Egypt police 'stripped and beat Facebook activist'

Human Rights Watch (HRW) has condemned the treatment by Egyptian police of an activist who was stripped, beaten and threatened with rape after using Facebook to back calls for a general strike.

"This is the work of thugs, pure and simple," said Joe Stork, Middle East deputy director at the New York-based Human Rights Watch.

"The Government must show that those responsible for upholding the law are also subject to the law."

Ahmed Maher Ibrahim, a 27-year-old civil engineer from Cairo, was arrested on May 7 after using the social networking site on the internet to support calls for a general strike on May 4, according to a statement by HRW.

He was "blindfolded ... taken to a police station where they stripped him naked and beat him intermittently for 12 hours," HRW said.

Mr Ibrahim was taken to state security headquarters where his captors "threatened to rape him with a stick and continued kicking, beating and insulting him," HRW said.

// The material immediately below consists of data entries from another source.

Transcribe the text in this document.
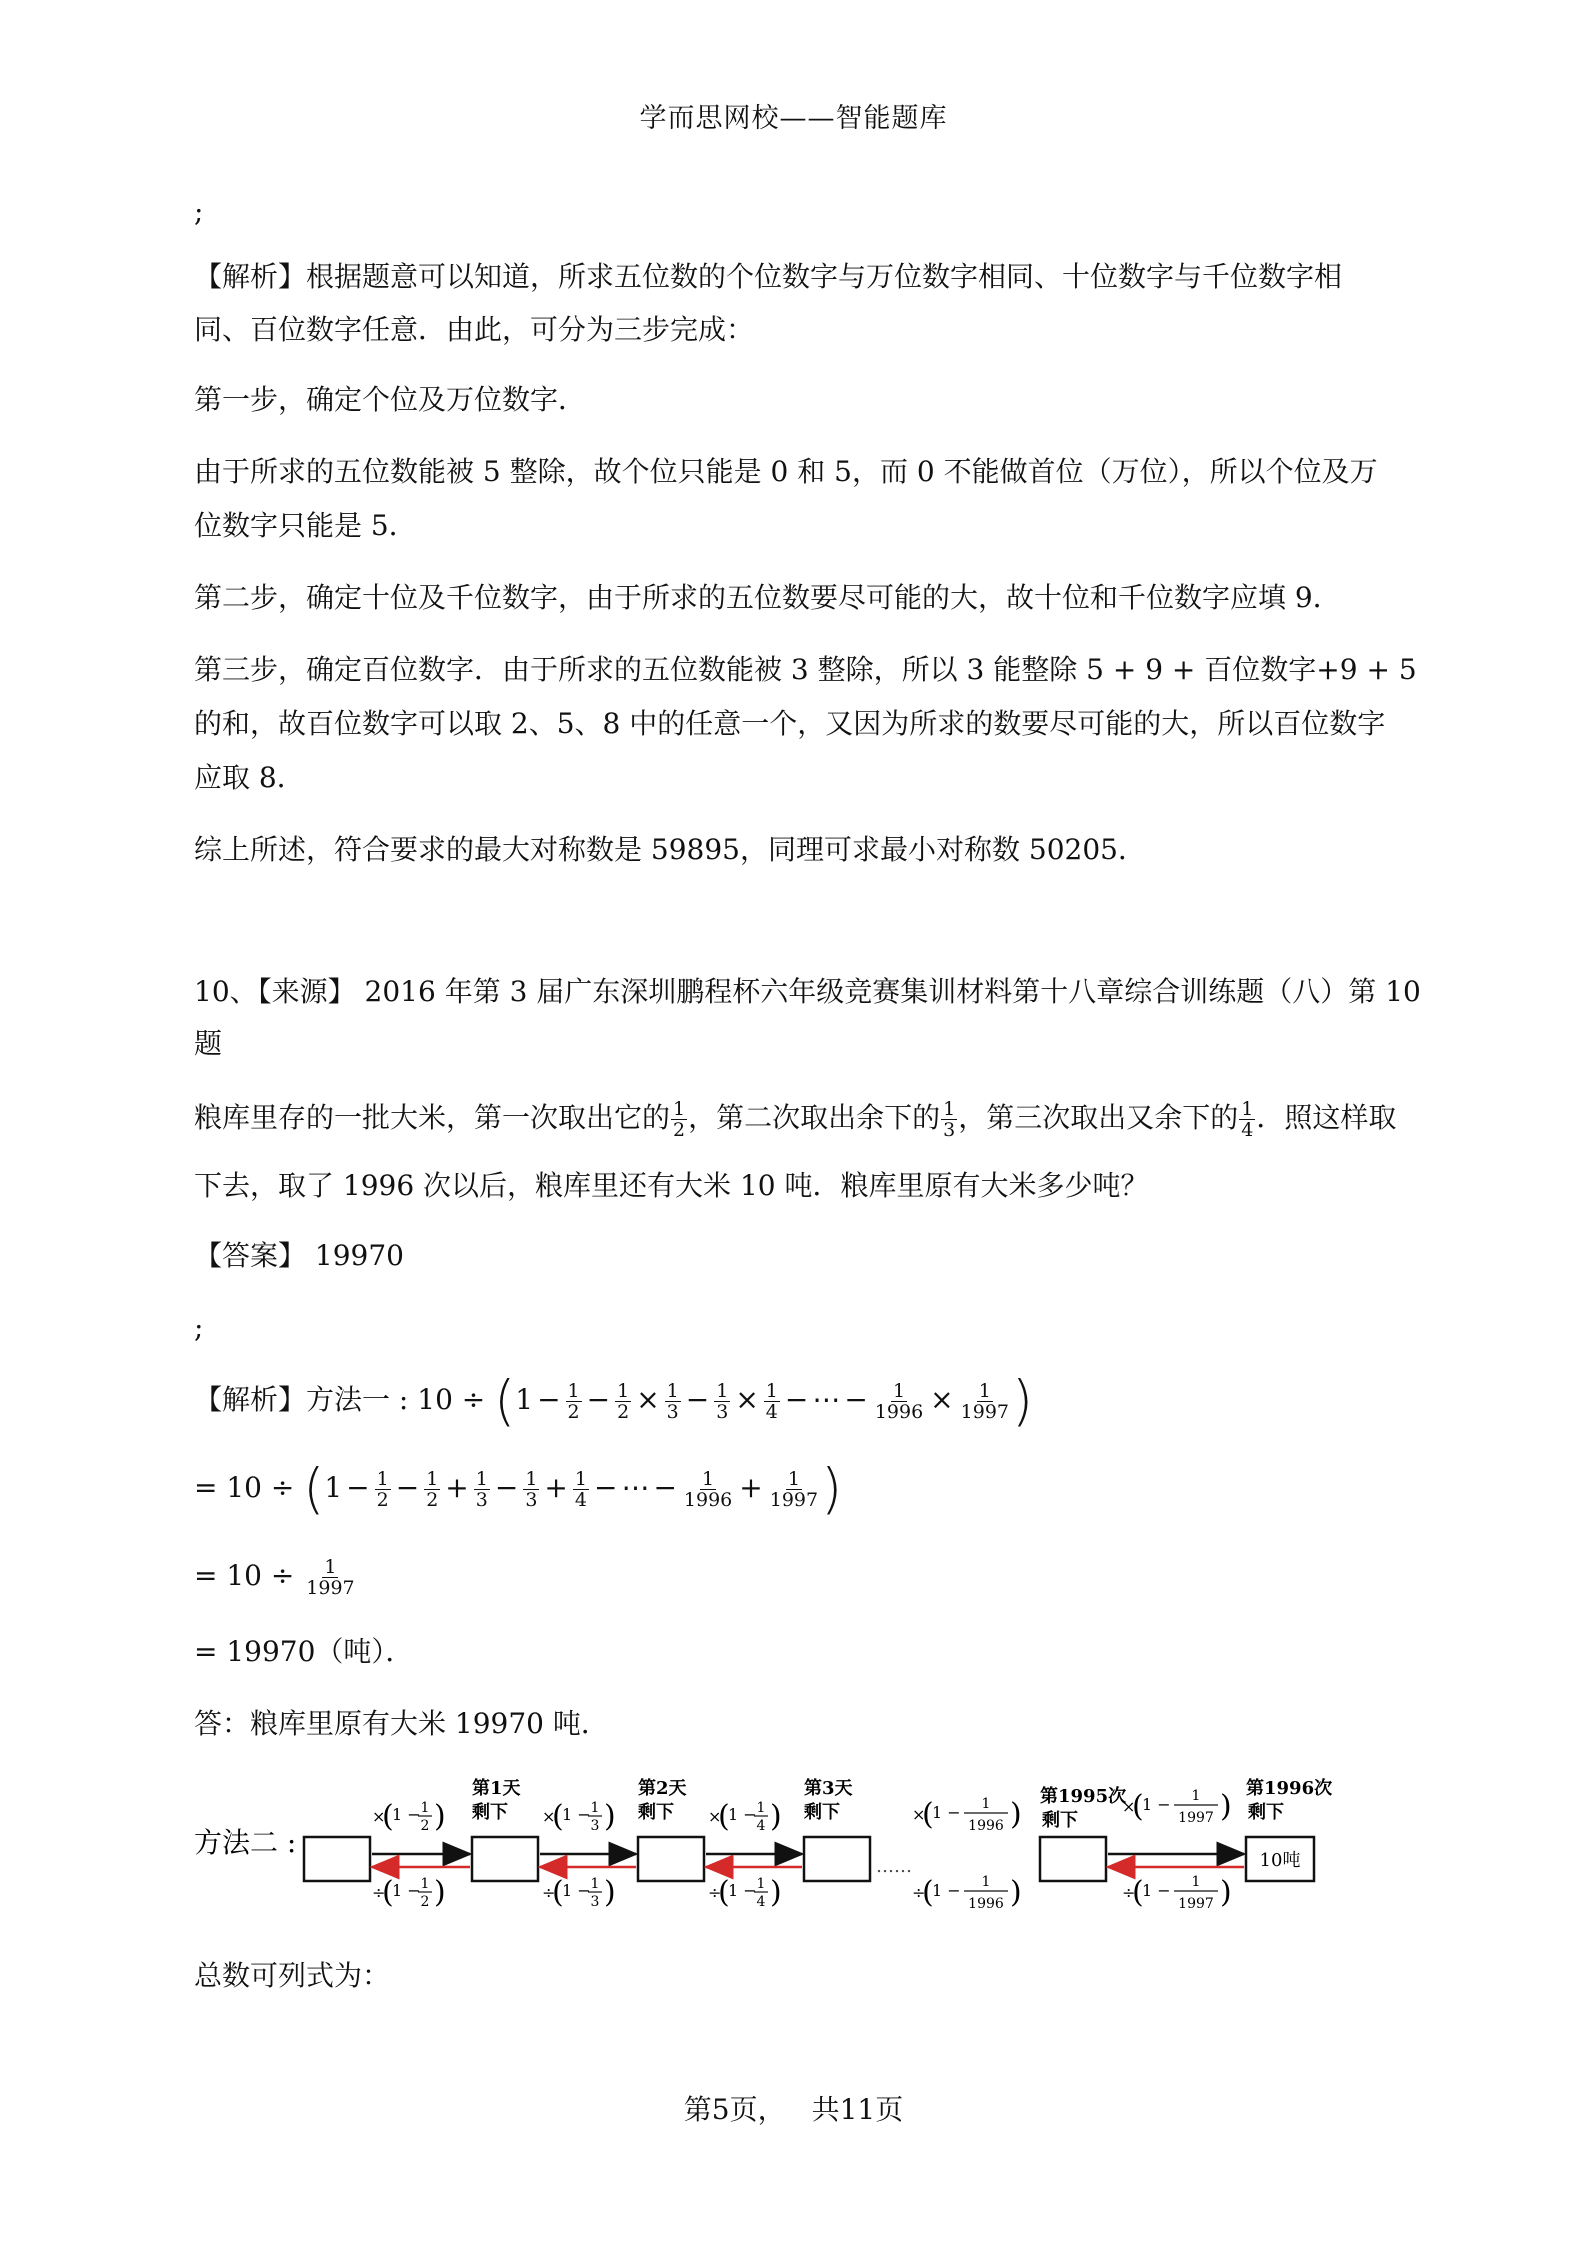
学而思网校——智能题库
;
【解析】根据题意可以知道，所求五位数的个位数字与万位数字相同、十位数字与千位数字相
同、百位数字任意．由此，可分为三步完成：
第一步，确定个位及万位数字．
由于所求的五位数能被 5 整除，故个位只能是 0 和 5，而 0 不能做首位（万位），所以个位及万
位数字只能是 5．
第二步，确定十位及千位数字，由于所求的五位数要尽可能的大，故十位和千位数字应填 9．
第三步，确定百位数字．由于所求的五位数能被 3 整除，所以 3 能整除 5 + 9 + 百位数字+9 + 5
的和，故百位数字可以取 2、5、8 中的任意一个，又因为所求的数要尽可能的大，所以百位数字
应取 8．
综上所述，符合要求的最大对称数是 59895，同理可求最小对称数 50205．
10、【来源】 2016 年第 3 届广东深圳鹏程杯六年级竞赛集训材料第十八章综合训练题（八）第 10
题
粮库里存的一批大米，第一次取出它的 $\frac{1}{2}$ ，第二次取出余下的 $\frac{1}{3}$ ，第三次取出又余下的 $\frac{1}{4}$ ．照这样取
下去，取了 1996 次以后，粮库里还有大米 10 吨．粮库里原有大米多少吨？
【答案】 19970
;
【解析】方法一 : $10 \div (1 - \frac{1}{2} - \frac{1}{2} \times \frac{1}{3} - \frac{1}{3} \times \frac{1}{4}$ − ⋯ − $\frac{1}{1996} \times \frac{1}{1997}$ )
= $10 \div (1 - \frac{1}{2} - \frac{1}{2} + \frac{1}{3} - \frac{1}{3} + \frac{1}{4}$ − ⋯ − $\frac{1}{1996} + \frac{1}{1997}$ )
= $10 \div \frac{1}{1997}$
= 19970（吨）．
答：粮库里原有大米 19970 吨．
方法二 :
10吨
……
第1天
剩下
第2天
剩下
第3天
剩下
第1995次
剩下
第1996次
剩下
×
(
1 − 1
2 )	×
(
1 − 1
3 )	×
(
1 − 1
4 )	×
(
1 − 1
1996 )	×
(
1 − 1
1997 )
÷
(
1 − 1
2 )	÷
(
1 − 1
3 )	÷
(
1 − 1
4 )	÷
(
1 − 1
1996 )	÷
(
1 − 1
1997 )
总数可列式为：
第5页， 共11页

An Egyptian security official who requested anonymity denied the incident ever took place.

Mr Ibrahim told HRW that state security officers released him before dawn on May 8 but with the warning that he would be beaten more severely the next time he was detained.

"Egyptian authorities must immediately investigate and prosecute those security officials responsible for beating Ahmed Maher Ibrahim," HRW said.

A nationwide call for a day of protest on May 4 against price hikes and curbs on freedoms across Egypt went largely unheeded.

A day of nationwide action called for April 6 saw riots erupt in the Nile Delta city of Mahalla where three people died and hundreds were detained after demonstrators pulled down posters of President Hosni Mubarak.

Esraa Abdel Fattah, 27, who created the Facebook group calling for the April 6 strike, was arrested and jailed for three weeks for "inciting unrest."

In recent months Egypt has seen a number of strikes and protests against low salaries and price rises that have been the one of the most serious challenges to the Mubarak regime.